Gold Is Still Relevant as Insurance Policy, Franklin’s Land Says
At a time when gold is in a bear market amid record outflows from investor holdings, bullion remains relevant in portfolios as inflation may accelerate, the U.S. dollar weaken and global economic growth stall, according to Franklin Templeton Investments.
“As part of an overall diversified portfolio, gold does serve a role because some of these things are still real risks as we look forward over the next 12 months,” said Steve Land, lead portfolio manager at the firm’s Franklin Gold and Precious Metals Fund (FKRCX), which has over $1.34 billion in assets under management. He spoke by phone from San Mateo, California.

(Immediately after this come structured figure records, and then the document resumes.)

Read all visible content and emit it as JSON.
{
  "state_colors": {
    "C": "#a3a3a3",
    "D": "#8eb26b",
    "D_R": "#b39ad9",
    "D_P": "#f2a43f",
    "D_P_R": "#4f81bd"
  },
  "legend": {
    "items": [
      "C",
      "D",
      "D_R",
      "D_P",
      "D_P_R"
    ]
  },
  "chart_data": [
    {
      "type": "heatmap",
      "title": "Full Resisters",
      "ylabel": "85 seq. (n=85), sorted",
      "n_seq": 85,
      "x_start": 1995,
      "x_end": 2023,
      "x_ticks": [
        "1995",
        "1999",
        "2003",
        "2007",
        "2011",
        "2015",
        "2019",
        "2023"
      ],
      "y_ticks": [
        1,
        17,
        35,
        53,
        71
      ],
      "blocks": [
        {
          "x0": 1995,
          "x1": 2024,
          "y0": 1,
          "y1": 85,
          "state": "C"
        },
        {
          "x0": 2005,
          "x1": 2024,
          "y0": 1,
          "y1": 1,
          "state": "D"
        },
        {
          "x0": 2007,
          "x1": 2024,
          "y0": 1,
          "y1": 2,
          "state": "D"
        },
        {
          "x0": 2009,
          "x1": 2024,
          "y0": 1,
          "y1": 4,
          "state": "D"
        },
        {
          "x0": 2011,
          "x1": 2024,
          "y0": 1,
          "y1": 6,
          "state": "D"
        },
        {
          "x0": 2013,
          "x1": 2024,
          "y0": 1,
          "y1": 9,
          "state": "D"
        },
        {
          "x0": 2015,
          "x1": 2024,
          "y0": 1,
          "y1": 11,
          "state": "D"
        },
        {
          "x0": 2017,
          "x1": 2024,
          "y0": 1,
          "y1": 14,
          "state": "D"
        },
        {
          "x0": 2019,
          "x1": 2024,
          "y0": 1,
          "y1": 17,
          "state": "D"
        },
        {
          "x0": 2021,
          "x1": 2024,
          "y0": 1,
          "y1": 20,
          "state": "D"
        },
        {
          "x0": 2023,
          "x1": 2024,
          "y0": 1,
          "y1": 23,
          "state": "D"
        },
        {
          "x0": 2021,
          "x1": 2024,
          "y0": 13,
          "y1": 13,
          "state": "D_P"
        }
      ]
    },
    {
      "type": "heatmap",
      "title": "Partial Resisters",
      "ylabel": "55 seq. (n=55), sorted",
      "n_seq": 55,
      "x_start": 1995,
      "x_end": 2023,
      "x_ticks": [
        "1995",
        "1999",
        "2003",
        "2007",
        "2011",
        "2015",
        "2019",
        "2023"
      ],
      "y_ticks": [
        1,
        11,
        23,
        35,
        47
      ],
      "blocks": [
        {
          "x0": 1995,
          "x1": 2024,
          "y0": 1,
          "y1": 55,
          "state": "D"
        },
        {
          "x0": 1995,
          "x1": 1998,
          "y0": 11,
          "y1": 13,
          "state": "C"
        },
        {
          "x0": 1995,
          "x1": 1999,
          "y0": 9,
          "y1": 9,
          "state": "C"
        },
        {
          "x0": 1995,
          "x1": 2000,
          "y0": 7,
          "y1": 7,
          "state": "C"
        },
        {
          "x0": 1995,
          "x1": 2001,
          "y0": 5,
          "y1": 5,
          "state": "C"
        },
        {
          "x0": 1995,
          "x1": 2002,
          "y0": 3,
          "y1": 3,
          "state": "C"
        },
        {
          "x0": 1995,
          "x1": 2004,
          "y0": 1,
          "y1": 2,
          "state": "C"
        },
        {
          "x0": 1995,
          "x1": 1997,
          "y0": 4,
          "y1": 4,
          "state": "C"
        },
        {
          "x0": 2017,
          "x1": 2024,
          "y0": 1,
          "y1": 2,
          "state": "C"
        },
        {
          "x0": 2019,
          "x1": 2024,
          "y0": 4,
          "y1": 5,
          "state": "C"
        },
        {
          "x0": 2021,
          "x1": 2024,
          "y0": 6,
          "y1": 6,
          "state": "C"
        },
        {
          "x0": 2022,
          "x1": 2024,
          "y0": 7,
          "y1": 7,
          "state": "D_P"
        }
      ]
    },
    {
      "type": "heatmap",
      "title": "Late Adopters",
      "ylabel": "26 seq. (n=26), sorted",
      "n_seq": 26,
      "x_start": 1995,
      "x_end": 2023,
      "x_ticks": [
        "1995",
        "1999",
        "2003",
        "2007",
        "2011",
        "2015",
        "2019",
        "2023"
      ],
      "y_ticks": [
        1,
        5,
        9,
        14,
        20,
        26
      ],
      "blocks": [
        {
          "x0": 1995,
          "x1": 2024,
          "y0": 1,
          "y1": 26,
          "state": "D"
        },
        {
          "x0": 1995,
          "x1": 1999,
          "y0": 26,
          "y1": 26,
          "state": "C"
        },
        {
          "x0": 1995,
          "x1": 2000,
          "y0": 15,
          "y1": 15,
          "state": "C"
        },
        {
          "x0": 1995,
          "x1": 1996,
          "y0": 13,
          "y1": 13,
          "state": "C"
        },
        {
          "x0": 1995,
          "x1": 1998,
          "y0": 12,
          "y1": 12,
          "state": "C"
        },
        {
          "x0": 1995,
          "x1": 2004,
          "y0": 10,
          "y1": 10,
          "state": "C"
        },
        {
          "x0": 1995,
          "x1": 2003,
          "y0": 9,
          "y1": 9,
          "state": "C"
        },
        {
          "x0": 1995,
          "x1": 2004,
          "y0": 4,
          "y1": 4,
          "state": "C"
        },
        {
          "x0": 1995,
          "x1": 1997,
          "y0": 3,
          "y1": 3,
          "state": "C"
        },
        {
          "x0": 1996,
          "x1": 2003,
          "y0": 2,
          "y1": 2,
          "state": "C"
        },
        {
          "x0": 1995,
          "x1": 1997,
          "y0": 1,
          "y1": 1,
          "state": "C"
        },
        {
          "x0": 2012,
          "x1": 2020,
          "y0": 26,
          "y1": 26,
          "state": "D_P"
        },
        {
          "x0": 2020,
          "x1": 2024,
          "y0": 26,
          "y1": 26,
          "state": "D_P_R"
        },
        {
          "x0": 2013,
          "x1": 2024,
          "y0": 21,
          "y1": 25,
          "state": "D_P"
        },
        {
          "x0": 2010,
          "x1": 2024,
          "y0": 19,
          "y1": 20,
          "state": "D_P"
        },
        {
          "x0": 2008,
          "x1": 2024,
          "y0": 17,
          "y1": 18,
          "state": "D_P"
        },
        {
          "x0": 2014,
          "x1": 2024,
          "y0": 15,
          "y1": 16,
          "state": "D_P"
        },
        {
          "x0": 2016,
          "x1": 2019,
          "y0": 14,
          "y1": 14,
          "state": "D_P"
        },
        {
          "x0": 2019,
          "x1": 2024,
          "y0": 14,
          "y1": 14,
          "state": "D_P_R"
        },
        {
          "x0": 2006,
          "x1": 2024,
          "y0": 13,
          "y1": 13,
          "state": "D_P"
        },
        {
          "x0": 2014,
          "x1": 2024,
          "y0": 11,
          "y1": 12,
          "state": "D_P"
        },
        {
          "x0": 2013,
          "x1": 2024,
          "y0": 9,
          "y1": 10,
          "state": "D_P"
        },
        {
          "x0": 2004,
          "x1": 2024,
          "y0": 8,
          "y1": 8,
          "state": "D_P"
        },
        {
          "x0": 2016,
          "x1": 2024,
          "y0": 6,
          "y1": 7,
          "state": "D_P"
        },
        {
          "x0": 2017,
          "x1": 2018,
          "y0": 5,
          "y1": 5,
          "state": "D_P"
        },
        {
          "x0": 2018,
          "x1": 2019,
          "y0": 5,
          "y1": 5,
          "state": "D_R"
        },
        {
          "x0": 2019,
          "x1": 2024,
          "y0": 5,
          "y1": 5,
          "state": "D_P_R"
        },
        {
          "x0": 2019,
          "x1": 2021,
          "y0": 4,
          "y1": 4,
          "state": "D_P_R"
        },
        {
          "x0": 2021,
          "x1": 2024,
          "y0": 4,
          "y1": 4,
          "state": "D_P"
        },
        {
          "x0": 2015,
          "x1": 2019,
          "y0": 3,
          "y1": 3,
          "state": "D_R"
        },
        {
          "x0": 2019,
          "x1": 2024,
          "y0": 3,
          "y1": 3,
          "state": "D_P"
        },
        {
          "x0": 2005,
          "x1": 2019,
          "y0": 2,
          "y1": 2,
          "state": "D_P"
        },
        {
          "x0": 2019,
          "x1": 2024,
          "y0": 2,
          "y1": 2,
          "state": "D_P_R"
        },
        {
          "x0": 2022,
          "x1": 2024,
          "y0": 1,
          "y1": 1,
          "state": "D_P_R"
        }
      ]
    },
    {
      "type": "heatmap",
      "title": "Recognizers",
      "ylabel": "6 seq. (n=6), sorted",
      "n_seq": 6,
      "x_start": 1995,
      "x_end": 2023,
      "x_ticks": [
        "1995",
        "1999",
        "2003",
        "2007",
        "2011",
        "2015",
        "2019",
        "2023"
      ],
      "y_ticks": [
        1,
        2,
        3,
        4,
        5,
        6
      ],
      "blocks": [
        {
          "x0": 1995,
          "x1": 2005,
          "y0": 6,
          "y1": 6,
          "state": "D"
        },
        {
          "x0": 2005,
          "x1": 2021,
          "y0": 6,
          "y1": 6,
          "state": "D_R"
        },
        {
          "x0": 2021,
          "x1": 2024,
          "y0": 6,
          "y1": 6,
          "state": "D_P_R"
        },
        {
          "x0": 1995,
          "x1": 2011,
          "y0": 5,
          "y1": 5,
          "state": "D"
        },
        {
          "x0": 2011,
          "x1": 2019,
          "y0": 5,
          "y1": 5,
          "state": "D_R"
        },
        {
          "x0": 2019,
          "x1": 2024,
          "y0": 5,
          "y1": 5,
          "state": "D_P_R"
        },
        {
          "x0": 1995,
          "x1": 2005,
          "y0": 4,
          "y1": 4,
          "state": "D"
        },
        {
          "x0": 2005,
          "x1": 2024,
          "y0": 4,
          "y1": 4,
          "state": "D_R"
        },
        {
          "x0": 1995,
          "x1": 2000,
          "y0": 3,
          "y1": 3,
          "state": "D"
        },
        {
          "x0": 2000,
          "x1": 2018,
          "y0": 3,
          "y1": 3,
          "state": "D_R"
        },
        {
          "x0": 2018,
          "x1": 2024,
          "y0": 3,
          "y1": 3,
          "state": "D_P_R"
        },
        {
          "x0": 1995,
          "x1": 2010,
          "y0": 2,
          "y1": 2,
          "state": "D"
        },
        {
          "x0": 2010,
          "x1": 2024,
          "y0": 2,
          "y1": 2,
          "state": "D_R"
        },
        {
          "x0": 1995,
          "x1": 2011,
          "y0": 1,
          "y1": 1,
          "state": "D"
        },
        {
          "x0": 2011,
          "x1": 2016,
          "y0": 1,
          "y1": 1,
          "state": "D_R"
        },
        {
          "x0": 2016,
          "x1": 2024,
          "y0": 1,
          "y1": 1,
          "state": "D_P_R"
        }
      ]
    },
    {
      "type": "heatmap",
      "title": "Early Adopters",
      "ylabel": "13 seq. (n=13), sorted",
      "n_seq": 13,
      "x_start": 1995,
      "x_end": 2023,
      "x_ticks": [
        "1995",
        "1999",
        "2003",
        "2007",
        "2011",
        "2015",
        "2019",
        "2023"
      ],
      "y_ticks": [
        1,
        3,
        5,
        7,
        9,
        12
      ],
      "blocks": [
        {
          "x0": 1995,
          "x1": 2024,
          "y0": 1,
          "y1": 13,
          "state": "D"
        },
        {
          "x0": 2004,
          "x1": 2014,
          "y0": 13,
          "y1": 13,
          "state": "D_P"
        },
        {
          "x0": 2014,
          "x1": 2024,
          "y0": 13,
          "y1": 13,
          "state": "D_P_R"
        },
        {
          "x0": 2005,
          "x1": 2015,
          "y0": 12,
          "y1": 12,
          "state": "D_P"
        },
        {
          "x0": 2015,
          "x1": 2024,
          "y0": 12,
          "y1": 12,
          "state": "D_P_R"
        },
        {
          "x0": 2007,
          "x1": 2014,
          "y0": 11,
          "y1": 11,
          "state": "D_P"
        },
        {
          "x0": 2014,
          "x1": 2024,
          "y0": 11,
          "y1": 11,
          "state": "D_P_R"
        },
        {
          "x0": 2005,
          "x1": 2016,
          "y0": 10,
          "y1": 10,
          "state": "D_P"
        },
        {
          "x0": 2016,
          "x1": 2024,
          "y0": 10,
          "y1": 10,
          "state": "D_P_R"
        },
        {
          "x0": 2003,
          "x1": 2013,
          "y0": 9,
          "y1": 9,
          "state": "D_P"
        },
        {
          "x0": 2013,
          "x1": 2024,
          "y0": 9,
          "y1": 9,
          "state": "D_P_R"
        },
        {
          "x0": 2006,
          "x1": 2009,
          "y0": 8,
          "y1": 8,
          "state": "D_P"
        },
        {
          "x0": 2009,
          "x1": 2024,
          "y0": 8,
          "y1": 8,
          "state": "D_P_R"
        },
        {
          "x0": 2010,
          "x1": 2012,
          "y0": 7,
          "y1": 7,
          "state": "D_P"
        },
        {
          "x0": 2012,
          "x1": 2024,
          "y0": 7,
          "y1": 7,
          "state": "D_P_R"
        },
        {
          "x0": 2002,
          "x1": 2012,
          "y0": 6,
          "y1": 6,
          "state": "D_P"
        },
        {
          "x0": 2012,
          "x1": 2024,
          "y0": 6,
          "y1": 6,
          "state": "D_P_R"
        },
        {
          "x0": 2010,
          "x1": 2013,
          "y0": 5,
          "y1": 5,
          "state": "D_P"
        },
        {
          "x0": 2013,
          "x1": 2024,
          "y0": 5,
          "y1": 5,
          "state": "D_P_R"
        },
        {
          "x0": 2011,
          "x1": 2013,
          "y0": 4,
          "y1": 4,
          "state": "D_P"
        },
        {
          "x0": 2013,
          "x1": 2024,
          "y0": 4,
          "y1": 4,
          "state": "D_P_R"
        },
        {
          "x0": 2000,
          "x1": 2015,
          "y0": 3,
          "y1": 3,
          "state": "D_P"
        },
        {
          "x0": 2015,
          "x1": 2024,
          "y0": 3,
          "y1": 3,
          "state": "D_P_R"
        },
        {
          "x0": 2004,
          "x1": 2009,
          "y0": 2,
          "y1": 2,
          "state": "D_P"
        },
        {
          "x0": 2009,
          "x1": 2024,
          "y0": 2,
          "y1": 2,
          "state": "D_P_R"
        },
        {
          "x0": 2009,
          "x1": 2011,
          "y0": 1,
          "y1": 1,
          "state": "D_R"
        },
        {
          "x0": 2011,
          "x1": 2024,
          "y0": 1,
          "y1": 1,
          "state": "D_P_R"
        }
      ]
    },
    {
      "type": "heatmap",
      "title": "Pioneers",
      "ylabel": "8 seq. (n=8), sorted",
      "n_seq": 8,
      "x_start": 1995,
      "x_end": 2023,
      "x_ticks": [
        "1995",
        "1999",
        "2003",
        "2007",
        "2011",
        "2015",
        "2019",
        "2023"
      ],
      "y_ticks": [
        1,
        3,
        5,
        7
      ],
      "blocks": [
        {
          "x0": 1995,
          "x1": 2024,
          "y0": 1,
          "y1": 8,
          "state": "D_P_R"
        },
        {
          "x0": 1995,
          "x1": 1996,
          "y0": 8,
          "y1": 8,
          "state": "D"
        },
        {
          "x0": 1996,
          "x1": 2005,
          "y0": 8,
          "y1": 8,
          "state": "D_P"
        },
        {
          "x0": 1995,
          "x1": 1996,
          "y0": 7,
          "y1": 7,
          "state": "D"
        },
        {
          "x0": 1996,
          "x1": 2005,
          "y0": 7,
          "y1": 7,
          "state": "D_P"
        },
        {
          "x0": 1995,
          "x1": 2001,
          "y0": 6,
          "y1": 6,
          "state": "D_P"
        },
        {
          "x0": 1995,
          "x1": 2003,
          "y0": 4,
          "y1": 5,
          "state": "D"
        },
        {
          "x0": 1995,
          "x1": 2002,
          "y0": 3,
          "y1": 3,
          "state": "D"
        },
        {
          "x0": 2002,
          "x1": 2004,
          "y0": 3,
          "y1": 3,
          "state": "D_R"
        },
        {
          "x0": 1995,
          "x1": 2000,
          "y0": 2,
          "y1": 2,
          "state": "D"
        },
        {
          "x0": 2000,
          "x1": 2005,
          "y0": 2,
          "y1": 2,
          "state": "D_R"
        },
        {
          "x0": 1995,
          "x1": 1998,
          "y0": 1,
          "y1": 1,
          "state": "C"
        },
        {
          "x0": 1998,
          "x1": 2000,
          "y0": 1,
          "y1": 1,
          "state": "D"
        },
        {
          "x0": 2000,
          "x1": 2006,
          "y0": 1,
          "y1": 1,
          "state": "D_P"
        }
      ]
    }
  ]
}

Gold has slumped 18 percent this year and entered a bear market in April as investors sold the metal in favor of riskier assets, spurred by expectations that stimulus programs would be scaled back as the global economy recovers. Holdings in exchange-traded products shrank 17 percent this year, after climbing every year since the first product was listed in 2003, as U.S. equity indexes reached an all-time high.
Bullion is reversing a 12-year bull run even as central banks around the world including the U.S. Federal Reserve print unprecedented amounts of money to strengthen their economies. Analysts from Goldman Sachs Group Inc. to Credit Suisse Group AG and Deutsche Bank AG called for the metal to peak this year.
Gold for immediate delivery was at $1,377.21 an ounce at 11:41 a.m. in Singapore. Prices have retreated 28 percent from the record $1,921.15 in 2011.